A multipurpose convention centre should be based on the grounds of the new CBD in Maroochydore. That is why the basketball preliminaries were so important to the Sunshine Coast when we secured the games. Now there are two options: either you hold the basketball preliminaries at Kawana, or you hold them in Maroochydore. I recognise that the former council of the Sunshine Coast wanted them to be held at Kawana. I disagreed with them then, and I still disagree now with those who insist that it should be held at Kawana.
There are good reasons why we need to ensure that we don't just have all basketball courts consolidated at Kawana, but the real reason I want it at Maroochydore is because, by hosting the basketball preliminaries at Maroochydore, we have the opportunity to leverage public funding together with private capital to build that multipurpose convention centre as a lasting legacy for generations to come.

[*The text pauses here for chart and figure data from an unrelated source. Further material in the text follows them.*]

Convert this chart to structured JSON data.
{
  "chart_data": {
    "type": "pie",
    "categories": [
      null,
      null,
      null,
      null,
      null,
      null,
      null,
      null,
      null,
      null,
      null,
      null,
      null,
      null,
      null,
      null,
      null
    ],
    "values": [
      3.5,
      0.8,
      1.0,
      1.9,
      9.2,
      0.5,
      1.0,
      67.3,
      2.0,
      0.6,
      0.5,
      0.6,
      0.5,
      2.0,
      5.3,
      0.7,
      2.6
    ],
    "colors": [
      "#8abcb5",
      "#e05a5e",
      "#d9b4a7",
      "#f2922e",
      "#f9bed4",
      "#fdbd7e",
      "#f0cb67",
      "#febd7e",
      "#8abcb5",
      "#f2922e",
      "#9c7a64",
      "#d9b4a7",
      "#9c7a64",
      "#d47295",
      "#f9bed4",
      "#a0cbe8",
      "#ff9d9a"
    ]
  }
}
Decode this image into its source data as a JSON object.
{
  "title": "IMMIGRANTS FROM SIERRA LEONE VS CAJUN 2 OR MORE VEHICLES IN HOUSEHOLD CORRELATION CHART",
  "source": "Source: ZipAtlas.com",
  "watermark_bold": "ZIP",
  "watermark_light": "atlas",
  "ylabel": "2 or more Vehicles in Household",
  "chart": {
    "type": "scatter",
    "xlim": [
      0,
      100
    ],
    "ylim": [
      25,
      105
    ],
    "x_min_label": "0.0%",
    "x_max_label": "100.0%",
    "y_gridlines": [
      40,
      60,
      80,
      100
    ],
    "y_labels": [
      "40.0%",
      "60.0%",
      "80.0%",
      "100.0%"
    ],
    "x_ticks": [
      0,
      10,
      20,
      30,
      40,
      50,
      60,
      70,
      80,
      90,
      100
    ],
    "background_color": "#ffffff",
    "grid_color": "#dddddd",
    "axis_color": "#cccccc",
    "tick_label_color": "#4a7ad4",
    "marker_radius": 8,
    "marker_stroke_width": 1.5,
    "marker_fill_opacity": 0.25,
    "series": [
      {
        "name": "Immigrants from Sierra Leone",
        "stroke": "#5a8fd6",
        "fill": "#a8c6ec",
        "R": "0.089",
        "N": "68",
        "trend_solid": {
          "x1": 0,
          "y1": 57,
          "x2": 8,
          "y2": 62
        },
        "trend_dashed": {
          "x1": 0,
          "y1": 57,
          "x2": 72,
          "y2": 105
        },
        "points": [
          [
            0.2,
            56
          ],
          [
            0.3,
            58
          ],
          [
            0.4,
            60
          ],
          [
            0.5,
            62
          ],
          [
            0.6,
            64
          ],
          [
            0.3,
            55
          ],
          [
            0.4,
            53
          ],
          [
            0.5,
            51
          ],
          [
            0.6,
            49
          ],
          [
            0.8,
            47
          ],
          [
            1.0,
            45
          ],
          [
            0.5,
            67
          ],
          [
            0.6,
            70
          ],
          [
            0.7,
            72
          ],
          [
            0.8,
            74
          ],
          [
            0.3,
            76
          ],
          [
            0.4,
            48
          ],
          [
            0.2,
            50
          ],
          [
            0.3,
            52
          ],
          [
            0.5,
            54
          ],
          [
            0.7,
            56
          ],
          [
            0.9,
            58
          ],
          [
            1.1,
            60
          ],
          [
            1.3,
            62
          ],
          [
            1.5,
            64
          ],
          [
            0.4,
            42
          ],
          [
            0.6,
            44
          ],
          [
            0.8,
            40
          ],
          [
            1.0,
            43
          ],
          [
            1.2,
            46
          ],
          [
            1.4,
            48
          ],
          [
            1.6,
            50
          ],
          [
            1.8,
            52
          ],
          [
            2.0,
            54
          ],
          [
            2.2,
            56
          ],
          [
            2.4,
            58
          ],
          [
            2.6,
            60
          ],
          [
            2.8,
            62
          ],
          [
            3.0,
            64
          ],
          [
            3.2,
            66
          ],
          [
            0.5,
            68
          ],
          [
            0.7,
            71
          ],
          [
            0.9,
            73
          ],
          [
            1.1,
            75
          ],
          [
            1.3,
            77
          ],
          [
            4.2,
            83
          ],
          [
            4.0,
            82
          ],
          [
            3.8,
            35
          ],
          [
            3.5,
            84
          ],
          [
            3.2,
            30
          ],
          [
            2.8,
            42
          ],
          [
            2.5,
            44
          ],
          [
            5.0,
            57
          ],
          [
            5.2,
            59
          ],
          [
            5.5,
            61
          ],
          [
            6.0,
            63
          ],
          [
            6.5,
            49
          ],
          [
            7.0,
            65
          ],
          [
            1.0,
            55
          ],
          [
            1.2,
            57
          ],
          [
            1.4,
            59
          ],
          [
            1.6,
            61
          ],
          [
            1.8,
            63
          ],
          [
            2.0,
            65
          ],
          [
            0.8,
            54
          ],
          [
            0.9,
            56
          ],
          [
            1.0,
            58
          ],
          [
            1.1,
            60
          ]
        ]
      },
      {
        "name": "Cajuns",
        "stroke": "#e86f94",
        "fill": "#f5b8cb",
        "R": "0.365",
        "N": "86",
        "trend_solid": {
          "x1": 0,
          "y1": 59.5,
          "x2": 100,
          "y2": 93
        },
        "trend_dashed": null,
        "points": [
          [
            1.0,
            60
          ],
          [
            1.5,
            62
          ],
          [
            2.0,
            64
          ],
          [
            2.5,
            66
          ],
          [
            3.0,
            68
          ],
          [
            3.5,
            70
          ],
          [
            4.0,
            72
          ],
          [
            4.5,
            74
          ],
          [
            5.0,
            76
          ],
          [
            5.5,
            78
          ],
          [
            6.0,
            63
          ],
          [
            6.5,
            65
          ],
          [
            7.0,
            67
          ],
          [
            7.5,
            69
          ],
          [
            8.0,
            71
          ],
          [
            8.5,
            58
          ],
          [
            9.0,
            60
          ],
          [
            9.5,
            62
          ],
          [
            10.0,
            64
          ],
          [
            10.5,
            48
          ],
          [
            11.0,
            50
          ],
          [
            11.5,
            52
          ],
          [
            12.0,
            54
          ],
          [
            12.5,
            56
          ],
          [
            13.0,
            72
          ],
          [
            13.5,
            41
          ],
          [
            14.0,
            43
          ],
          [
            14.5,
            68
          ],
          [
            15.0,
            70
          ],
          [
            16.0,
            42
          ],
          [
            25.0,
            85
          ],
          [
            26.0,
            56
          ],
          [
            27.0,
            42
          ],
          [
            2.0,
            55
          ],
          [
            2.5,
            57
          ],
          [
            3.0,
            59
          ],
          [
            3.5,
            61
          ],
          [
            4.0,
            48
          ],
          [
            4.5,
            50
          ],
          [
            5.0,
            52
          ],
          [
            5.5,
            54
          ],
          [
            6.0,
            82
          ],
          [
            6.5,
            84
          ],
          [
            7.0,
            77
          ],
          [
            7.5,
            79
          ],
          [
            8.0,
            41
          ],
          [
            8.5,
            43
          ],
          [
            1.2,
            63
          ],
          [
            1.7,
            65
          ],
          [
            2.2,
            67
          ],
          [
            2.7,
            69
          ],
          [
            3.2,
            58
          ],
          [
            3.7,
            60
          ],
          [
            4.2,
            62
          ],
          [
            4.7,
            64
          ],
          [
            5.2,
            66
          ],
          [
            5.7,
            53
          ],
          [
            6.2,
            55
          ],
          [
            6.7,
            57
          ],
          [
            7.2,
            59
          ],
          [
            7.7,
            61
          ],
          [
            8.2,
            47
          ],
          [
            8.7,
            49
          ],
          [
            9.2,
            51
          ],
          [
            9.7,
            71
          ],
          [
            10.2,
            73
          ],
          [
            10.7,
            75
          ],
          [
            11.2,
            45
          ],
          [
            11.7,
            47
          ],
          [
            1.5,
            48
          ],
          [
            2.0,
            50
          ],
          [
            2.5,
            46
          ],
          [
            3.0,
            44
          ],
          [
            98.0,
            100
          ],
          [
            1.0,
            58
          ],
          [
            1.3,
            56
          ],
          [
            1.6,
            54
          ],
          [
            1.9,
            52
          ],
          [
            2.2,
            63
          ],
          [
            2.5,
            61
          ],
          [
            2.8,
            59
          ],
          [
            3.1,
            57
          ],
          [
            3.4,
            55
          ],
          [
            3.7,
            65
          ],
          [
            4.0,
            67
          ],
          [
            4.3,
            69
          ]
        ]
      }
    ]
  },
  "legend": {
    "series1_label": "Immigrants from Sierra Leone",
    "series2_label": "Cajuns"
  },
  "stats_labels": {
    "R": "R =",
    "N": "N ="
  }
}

And so, as the state government now reviews what should happen with managing the games after really going in the slow lane under the former Palaszczuk-Miles government, I am unashamedly still out there, putting forward the very case I put forward when we put our bid on the table for the Olympic and Paralympic Games in the first place—basketball preliminaries at Maroochydore. Why? Because our region deserves a multipurpose convention centre.
Secondly, it's rail. The basic thinking about having an Olympic sport at Maroochydore was a provided rationale for bringing rail off the existing line along the coastal strip all the way up to Maroochydore to ensure that, as people attended the games from around the world, they could get to those preliminaries. At the very least, they also needed to get to the games very early in the morning to watch the marathon. Of course, despite the fact we carved out money for the rail, both the Albanese government and the Palaszczuk-Miles government stalled the project for three years, amidst a hyperinflationary environment, so of course the price tag has gone up. The former Labor state government suggested it could be as high as $12 billion. We need to unite as a region and continue to advocate for that rail line as part of an integrated system with a mass transit solution.